3. Trouble Filtering Information
Clutter has an interesting way of taking away attention from what’s happening in the present moment. When there is too much going on around you, your thoughts tend to bounce around in your head, making it near impossible for your brain to fully process a thought in its entirety before becoming distracted by something else. Making you feel stressed, clutter overloads your senses and drags your brain power in different directions.
4. Halts Creativity
If you rely on your creativity for work or even creating fun activities for your child at home, having clutter around only drags down your productivity. Ever tried cooking with a toddler in the kitchen? Worked from home with your children in the room, or even the next room over? Like that of an insistent child, clutter only seems to scream at you to “look at me!” While you may be able to distract yourself from it, you still acknowledge that it is there, waiting for you to do something about it. In order for creativity to thrive, your brain needs a serene place to fully process your ideas.
5. Poor Memory
Consistently losing your keys? Can’t remember where you placed the cable bill? When your mind is preoccupied by “stuff” you fail to make conscious decisions, thus setting things down without intentionally placing them in their correct place. Like those important everyday items, non-everyday items are also distributed throughout without thought, only adding to the chaos of clutter.
6. Increases Stress
All five of the previously mentioned effects of clutter can all add up to our sixth point: Stress. It’s no wonder that with the busy lifestyle we lead today — with work, activities, family obligations, and technology at our fingertips — that we naturally live in a state of stress. With so much going on in our heads and in our environment, we leave very little time to focus on simplifying.
How to Manage Clutter
Start by asking yourself, “What do I want for myself in this home?” Room by room, decide what you want to get out of the space. For example, if you want your bathroom to be relaxing and spa-like, removing clutter from the vanity or around the bathtub might be a good place to start. Make a list for each room, then pick one room (or even one shelf) to start. Work your way through your house and list. Set realistic expectations. Most likely you will not be able to do it all in one day.

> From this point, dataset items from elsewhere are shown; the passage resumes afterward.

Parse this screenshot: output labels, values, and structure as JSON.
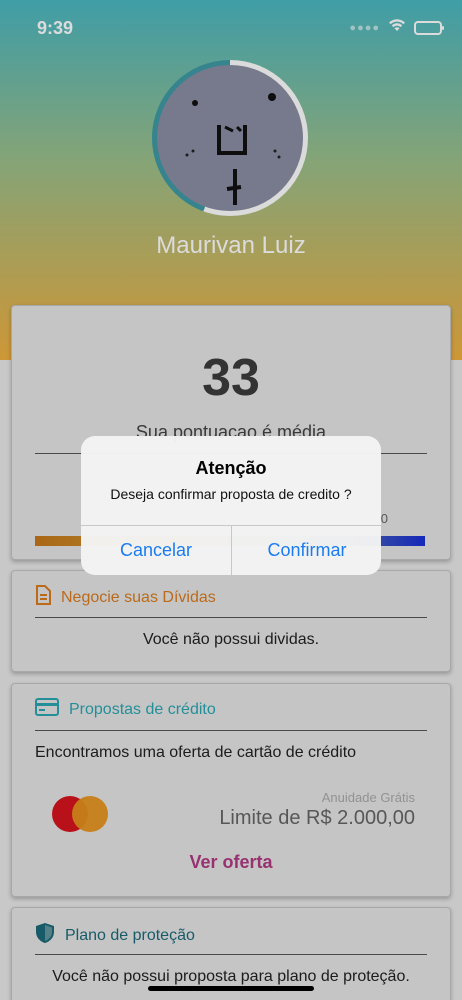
{
  "status_bar": {
    "time": "9:39"
  },
  "profile": {
    "name": "Maurivan Luiz"
  },
  "score_card": {
    "score": "33",
    "label": "Sua pontuacao é média",
    "bar_end_label": "0"
  },
  "debts_card": {
    "title": "Negocie suas Dívidas",
    "message": "Você não possui dividas."
  },
  "credit_card": {
    "title": "Propostas de crédito",
    "offer_text": "Encontramos uma oferta de cartão de crédito",
    "annuity": "Anuidade Grátis",
    "limit": "Limite de R$ 2.000,00",
    "cta": "Ver oferta"
  },
  "protection_card": {
    "title": "Plano de proteção",
    "message": "Você não possui proposta para plano de proteção."
  },
  "alert": {
    "title": "Atenção",
    "message": "Deseja confirmar proposta de credito ?",
    "cancel_label": "Cancelar",
    "confirm_label": "Confirmar"
  },
  "colors": {
    "accent_blue": "#1a7cf0",
    "debts_orange": "#d97c1e",
    "credit_teal": "#2aa7b3",
    "offer_magenta": "#b03a83",
    "protection_teal": "#1d6a7a"
  },
  "icons": {
    "wifi": "wifi-icon",
    "battery": "battery-icon",
    "document": "document-icon",
    "credit_card": "credit-card-icon",
    "shield": "shield-icon",
    "mastercard": "mastercard-logo"
  }
}
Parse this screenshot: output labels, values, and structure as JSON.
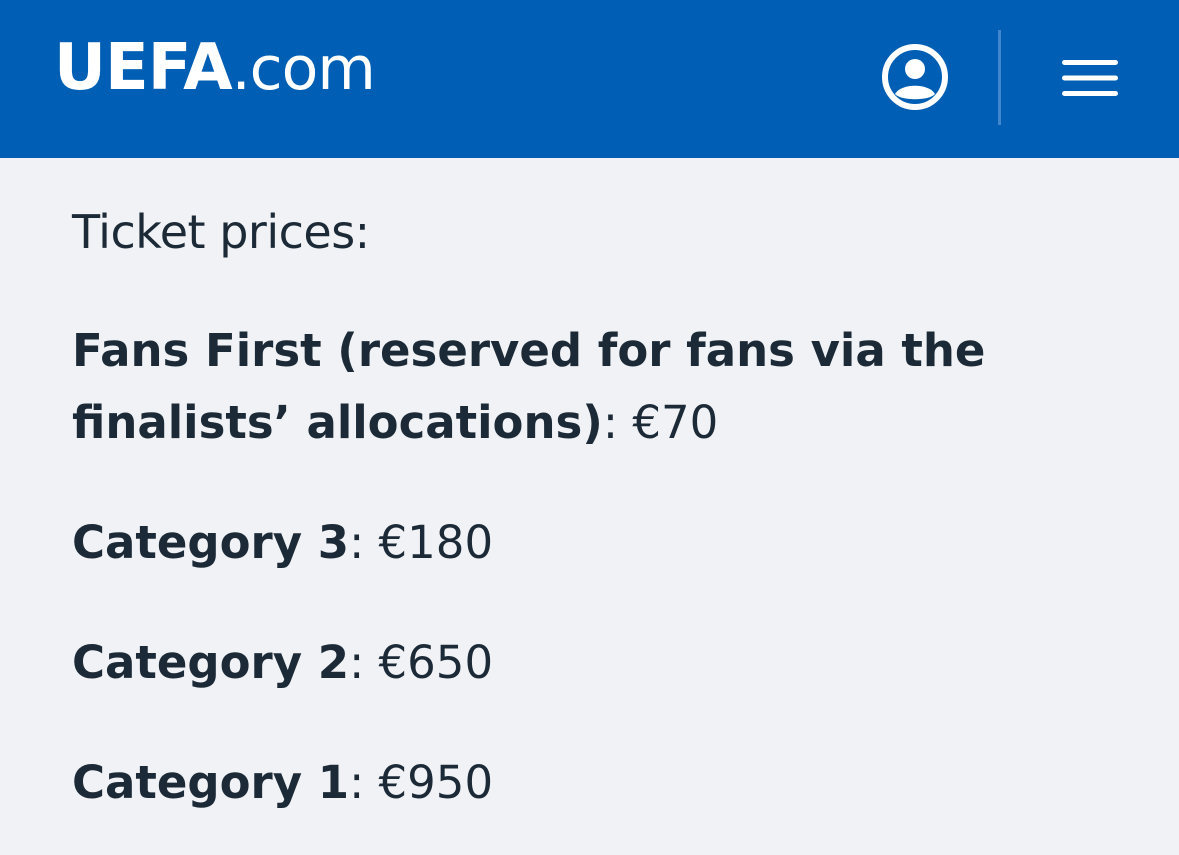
{
  "header": {
    "logo_strong": "UEFA",
    "logo_light": ".com",
    "brand_color": "#005fb5",
    "account_icon": "user-circle-icon",
    "menu_icon": "hamburger-menu-icon"
  },
  "content": {
    "intro": "Ticket prices:",
    "prices": [
      {
        "label": "Fans First (reserved for fans via the finalists’ allocations)",
        "separator": ":",
        "value": "€70"
      },
      {
        "label": "Category 3",
        "separator": ":",
        "value": "€180"
      },
      {
        "label": "Category 2",
        "separator": ":",
        "value": "€650"
      },
      {
        "label": "Category 1",
        "separator": ":",
        "value": "€950"
      }
    ]
  }
}
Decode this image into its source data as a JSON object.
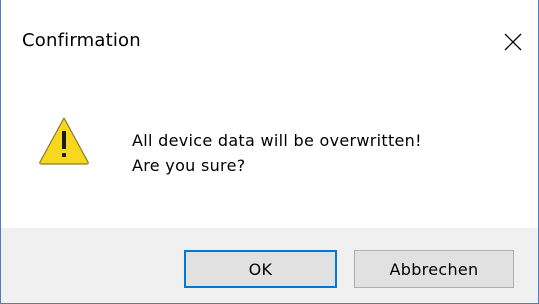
{
  "dialog": {
    "title": "Confirmation",
    "close_icon": "close-icon",
    "icon": "warning-icon",
    "message_line1": "All device data will be overwritten!",
    "message_line2": "Are you sure?",
    "ok_label": "OK",
    "cancel_label": "Abbrechen"
  },
  "colors": {
    "window_border": "#4a7fc1",
    "footer_bg": "#f0f0f0",
    "button_bg": "#e1e1e1",
    "default_button_border": "#0078d7",
    "warning_yellow": "#f8d81f"
  }
}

Secondly, when deciding what is clutter and what are necessary items to keep, ask yourself if it is a need or a want. If it’s only a want, ask yourself the last time you used or wore this item. If you haven’t used or worn it in the last six months to a year, donate or discard it.
Once you have de-cluttered, set up another “de-clutter date” on your calendar. Figure out a schedule that works for you — either once a week or once a month — when you can go through each room again and organize what you’ve collected. This will ensure that it doesn’t become an overwhelming task for you each time.